How to treat it: “If it’s just a trigger point, you can reach your hand up and press on the muscle for a few seconds and that can alleviate some of the symptoms,” says Dorrington. You can also stretch the tight muscles: While standing or sitting up straight, rest the back of your right hand on the small of your back and reach your left hand over the top of your head. With your left hand, gently pull your head down toward your left shoulder, stretching the right side of your neck. To intensify the stretch, drop your shoulder toward the ground, keeping your right hand against your lower back
Upper back pain
Why it might be happening: Pain across your shoulder blades can be coming from your neck (see above) or your arms. “If your elbows aren’t at your sides and at 90-degree angles and you’re having to reach your arms forward to type or use your mouse, those back muscles can get fatigued,” says Dorrington.
How to treat it: Stand or sit upright and squeeze your shoulder blades together and down as if there were a pencil between them that you want to capture in place. Avoid shrugging your shoulders towards your ears. Hold for five seconds and release. Repeat 10 times. You should feel the stretch and lengthen in your trapezius muscles along the tops of your shoulders.
Stretching your pectoral (chest) muscles — not your upper back muscles, which may already be overstretched from too much hunching — can also help. Stand facing the corner of a wall with your feet hip-width apart. Place your palms onto each side of the wall at head height. Keeping your core tight, step your left foot forward, pressing your palms and forearms into the wall. You should feel a stretch across your chest.
Lower back pain
Why it might be happening: Again, being sedentary for too long or leaning forward too much tend to be the biggest culprits.
How to treat it: Stand up and do 10 backward bends. Stand up straight with your feet hip-width apart. Keeping your knees straight, place your hands on the small of your back and gently lean backward, pushing your hips forward and your gaze toward the ceiling. Hold for one second and then come back to center.
Why it might be happening: “The kneecap is like a train track in a groove and it moves up and down in that groove,” says Dorrington. “But when your knees are bent at 90-degree angles for a long period of time, that kneecap becomes more compressed into the groove.”
How to treat it: Stand up straight with your feet hip-width apart. Bring your left foot behind you and rest it on the top of a stool or stable surface. Keeping your back straight and your hips parallel, bend your right leg so that your body sinks toward the floor.
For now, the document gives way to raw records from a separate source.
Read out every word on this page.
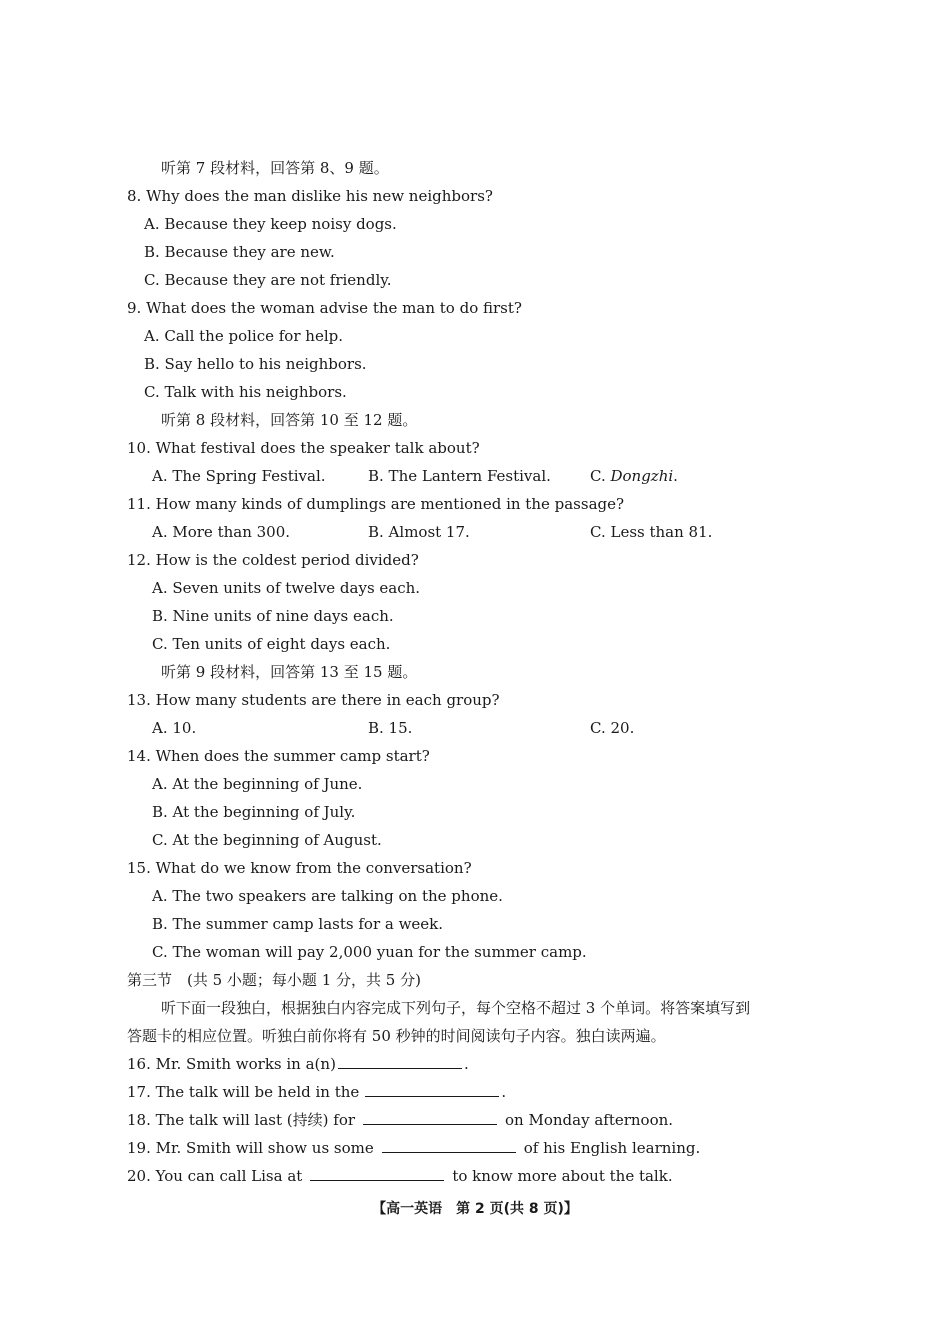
听第 7 段材料，回答第 8、9 题。
8. Why does the man dislike his new neighbors?
A. Because they keep noisy dogs.
B. Because they are new.
C. Because they are not friendly.
9. What does the woman advise the man to do first?
A. Call the police for help.
B. Say hello to his neighbors.
C. Talk with his neighbors.
听第 8 段材料，回答第 10 至 12 题。
10. What festival does the speaker talk about?
A. The Spring Festival.	B. The Lantern Festival.	C. Dongzhi.
11. How many kinds of dumplings are mentioned in the passage?
A. More than 300.	B. Almost 17.	C. Less than 81.
12. How is the coldest period divided?
A. Seven units of twelve days each.
B. Nine units of nine days each.
C. Ten units of eight days each.
听第 9 段材料，回答第 13 至 15 题。
13. How many students are there in each group?
A. 10.	B. 15.	C. 20.
14. When does the summer camp start?
A. At the beginning of June.
B. At the beginning of July.
C. At the beginning of August.
15. What do we know from the conversation?
A. The two speakers are talking on the phone.
B. The summer camp lasts for a week.
C. The woman will pay 2,000 yuan for the summer camp.
第三节　(共 5 小题；每小题 1 分，共 5 分)
听下面一段独白，根据独白内容完成下列句子，每个空格不超过 3 个单词。将答案填写到
答题卡的相应位置。听独白前你将有 50 秒钟的时间阅读句子内容。独白读两遍。
16. Mr. Smith works in a(n)	.
17. The talk will be held in the	.
18. The talk will last (持续) for	on Monday afternoon.
19. Mr. Smith will show us some	of his English learning.
20. You can call Lisa at	to know more about the talk.
【高一英语　第 2 页(共 8 页)】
You should feel a stretch across your left hip and thigh.
Why it might be happening: You may be developing plantar fasciitis, an inflammation of the tissue that connects your heel bone to your toes. There are a few possible causes. Being too sedentary can make your calves tight and the muscles on the bottom of your foot weak, both of which can lead to plantar fasciitis. The protective fat pad on your heel that plumps up when you walk can also deteriorate. Lastly, wearing a slipper or a sandal that doesn’t have a back will force you to lift your big toe when you walk so your shoes don’t slip off, which puts more force on the plantar fascia.
How to treat it: Switch to footwear that cups and supports the back of your heel. And stretch your calf muscles. Stand with your feet hip-width apart and your hands on your hips or touching a wall for support. Step your right foot forward into a modified lunge, bending your right leg and keeping your left leg straight. Pressing your left heel into the ground, lean into the lunge, gently deepening the bend in your right leg. “This stretches the gastroc calf muscle,” says Dorrington.
Next, do the same stretch, but also bend your back knee. “That stretches the second calf muscle, the soleus,” says Dorrington. “You want to stretch both.” Switch legs.